I think we're supposed to feel connected to the world around us, to the people around us. It's when we don't feel connected that there's a problem. But how do you remain connected to someone who has meticulously (purposely?) severed connections to anyone of real importance in their life? It's nearly impossible, I think.

And it makes them feel lonely. It makes us all feel lonely.

So then perhaps that is the connection.

Perhaps loneliness is the common thread that can't be undone.


  1. Ahh. I am sorry for your sorrow. It has been one whopper of a hard year, going on years. Or even a hard couple of years going on plus more. Love you. You are an amazing woman.

    1. I guess Grandpa was right: "Life is hard...and then you die!" :)

    2. Well. He was definitely not wrong.

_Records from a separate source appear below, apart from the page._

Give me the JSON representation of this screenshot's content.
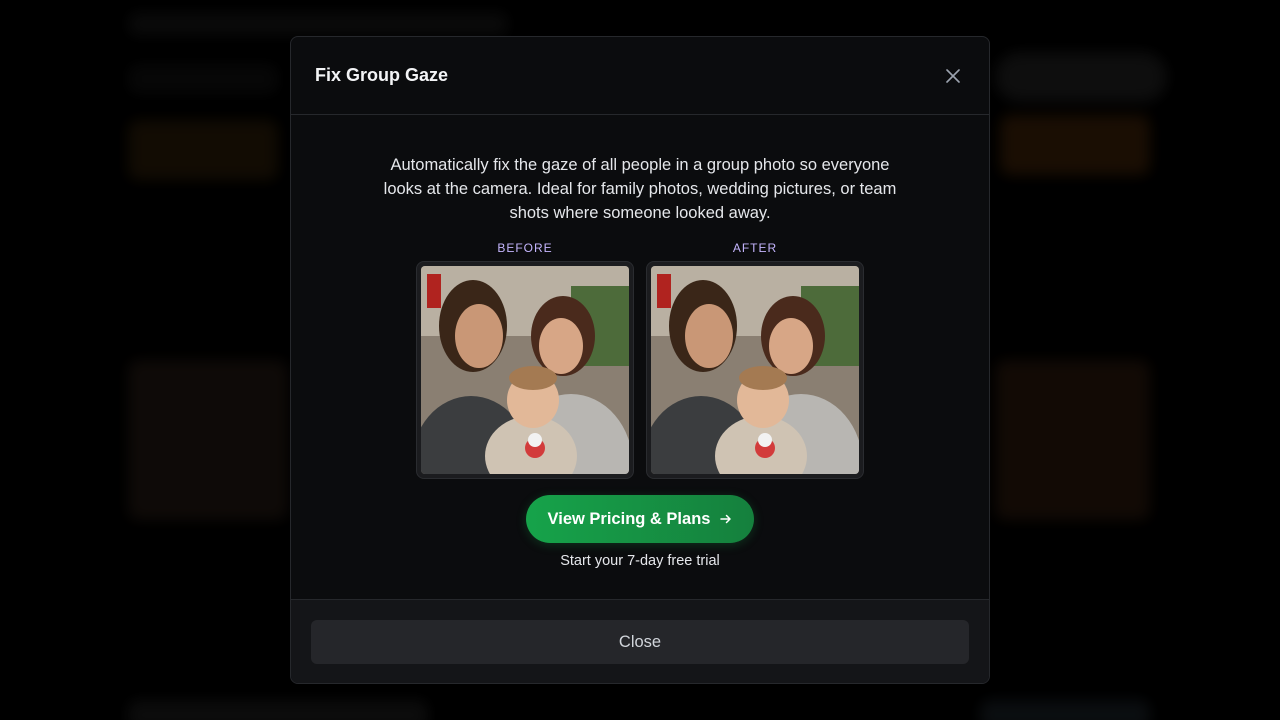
{
  "modal": {
    "title": "Fix Group Gaze",
    "description": "Automatically fix the gaze of all people in a group photo so everyone looks at the camera. Ideal for family photos, wedding pictures, or team shots where someone looked away.",
    "before_label": "BEFORE",
    "after_label": "AFTER",
    "cta_label": "View Pricing & Plans",
    "cta_icon": "arrow-right-icon",
    "trial_text": "Start your 7-day free trial",
    "close_label": "Close",
    "close_icon": "close-icon"
  },
  "colors": {
    "accent_green": "#16a34a",
    "label_purple": "#c4b5fd",
    "modal_bg": "#0b0c0e"
  }
}
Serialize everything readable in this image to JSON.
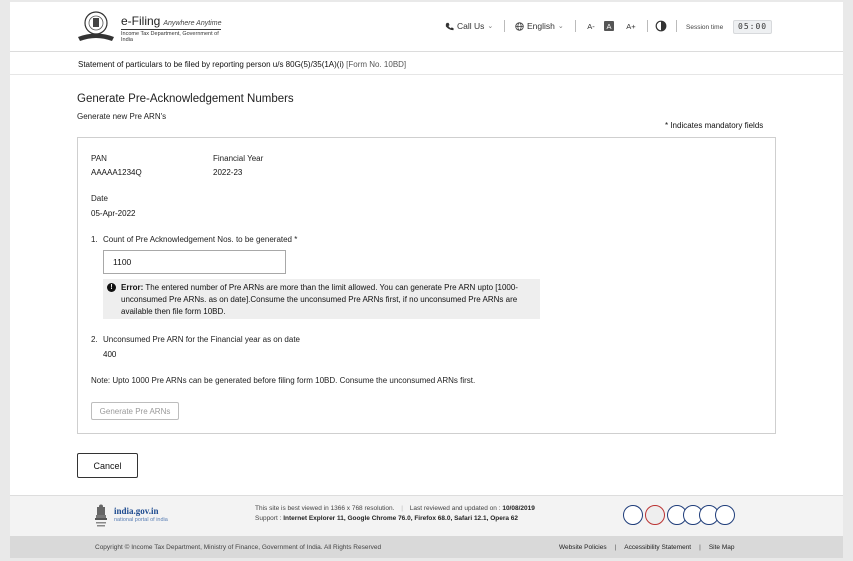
{
  "header": {
    "brand_name": "e-Filing",
    "brand_tagline": "Anywhere Anytime",
    "brand_sub": "Income Tax Department, Government of India",
    "call_us": "Call Us",
    "language": "English",
    "font_decrease": "A-",
    "font_reset": "A",
    "font_increase": "A+",
    "session_label": "Session time",
    "session_time": "05:00"
  },
  "statement": {
    "text": "Statement of particulars to be filed by  reporting person u/s 80G(5)/35(1A)(i)",
    "form_no": "[Form No. 10BD]"
  },
  "page": {
    "title": "Generate Pre-Acknowledgement Numbers",
    "subtitle": "Generate new Pre ARN's",
    "mandatory_note": "* Indicates mandatory fields"
  },
  "details": {
    "pan_label": "PAN",
    "pan_value": "AAAAA1234Q",
    "fy_label": "Financial Year",
    "fy_value": "2022-23",
    "date_label": "Date",
    "date_value": "05-Apr-2022"
  },
  "questions": {
    "q1_num": "1.",
    "q1_label": "Count of Pre Acknowledgement Nos. to be generated *",
    "q1_value": "1100",
    "error_prefix": "Error:",
    "error_text": "The entered number of Pre ARNs are more than the limit allowed. You can generate Pre ARN upto [1000-unconsumed Pre ARNs. as on date].Consume the unconsumed Pre ARNs first, if no unconsumed Pre ARNs are available then file form 10BD.",
    "q2_num": "2.",
    "q2_label": "Unconsumed Pre ARN for the Financial year as on date",
    "q2_value": "400",
    "note": "Note: Upto 1000 Pre ARNs can be generated before filing form 10BD. Consume the unconsumed ARNs first."
  },
  "buttons": {
    "generate": "Generate Pre ARNs",
    "cancel": "Cancel"
  },
  "footer": {
    "india_gov": "india.gov.in",
    "india_gov_sub": "national portal of india",
    "best_viewed": "This site is best viewed in 1366 x 768 resolution.",
    "reviewed_label": "Last reviewed and updated on :",
    "reviewed_date": "10/08/2019",
    "support_label": "Support :",
    "support_browsers": "Internet Explorer 11, Google Chrome 76.0,  Firefox 68.0, Safari 12.1, Opera 62",
    "copyright": "Copyright © Income Tax Department, Ministry of Finance, Government of India. All Rights Reserved",
    "link_policies": "Website Policies",
    "link_accessibility": "Accessibility Statement",
    "link_sitemap": "Site Map"
  },
  "colors": {
    "link_blue": "#1c4a8f",
    "error_bg": "#eeeeee",
    "footer_bg": "#f3f3f3"
  }
}
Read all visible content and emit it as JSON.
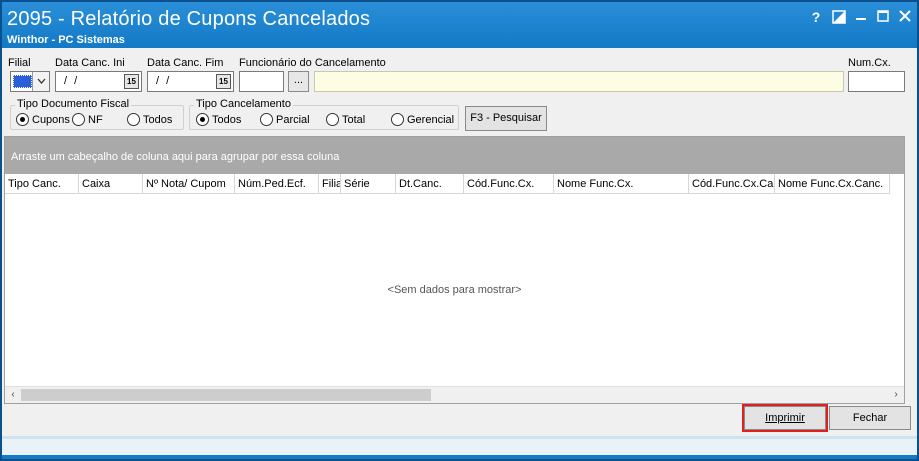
{
  "window": {
    "title": "2095 - Relatório de Cupons Cancelados",
    "subtitle": "Winthor - PC Sistemas",
    "buttons": {
      "help": "?",
      "minimize": "▬",
      "maximize": "☐",
      "close": "✕"
    }
  },
  "filters": {
    "filial_label": "Filial",
    "data_ini_label": "Data Canc. Ini",
    "data_ini_value": "/ /",
    "data_fim_label": "Data Canc. Fim",
    "data_fim_value": "/ /",
    "calendar_glyph": "15",
    "funcionario_label": "Funcionário do Cancelamento",
    "funcionario_button": "...",
    "numcx_label": "Num.Cx."
  },
  "tipo_documento": {
    "title": "Tipo Documento Fiscal",
    "options": [
      "Cupons",
      "NF",
      "Todos"
    ],
    "selected": "Cupons"
  },
  "tipo_cancelamento": {
    "title": "Tipo Cancelamento",
    "options": [
      "Todos",
      "Parcial",
      "Total",
      "Gerencial"
    ],
    "selected": "Todos"
  },
  "search_button": "F3 - Pesquisar",
  "grid": {
    "group_hint": "Arraste um cabeçalho de coluna aqui para agrupar por essa coluna",
    "columns": [
      "Tipo Canc.",
      "Caixa",
      "Nº Nota/ Cupom",
      "Núm.Ped.Ecf.",
      "Filial",
      "Série",
      "Dt.Canc.",
      "Cód.Func.Cx.",
      "Nome Func.Cx.",
      "Cód.Func.Cx.Canc.",
      "Nome Func.Cx.Canc."
    ],
    "empty_message": "<Sem dados para mostrar>",
    "scroll_left": "‹",
    "scroll_right": "›"
  },
  "actions": {
    "print": "Imprimir",
    "close": "Fechar"
  },
  "colors": {
    "title_bar": "#1479c6",
    "highlight": "#e02020",
    "group_bar": "#a9a9a9"
  }
}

  2. This was such a thought-provoking (and emotion-provoking) post. I'm sorry for your sorrow; I can relate to many of your feelings here. It's so difficult when you try to have relationships with people who are following self-destructive behaviors. I just pray for God to reach those people and for those relationships to be restored/redeemed/made beautiful in His time (pick your favorite phrase.) I have to remind myself that God can do exceedingly abundantly above all that we ask or think, and I can think pretty GREAT stuff so I pray and hope that one day those prayers will come true.

    I'm sorry your friend lost her baby full-term like that. I had a friend who did the same over 15 years ago, and I remember sitting at Cracker Barrel later, and she showed me pictures of her little son. I was struck looking at pictures of the parents and grandparents holding little Nathan Luke. Instead of the joy that you usually see on their faces, you saw sadness...and I was tearing up at the table as I grieved Rebekah's loss. Life is hard. Thank God for the beautiful moments.

    Thanks for sharing this.

    1. Susanne, you are such a beautiful soul. Thank you for these words.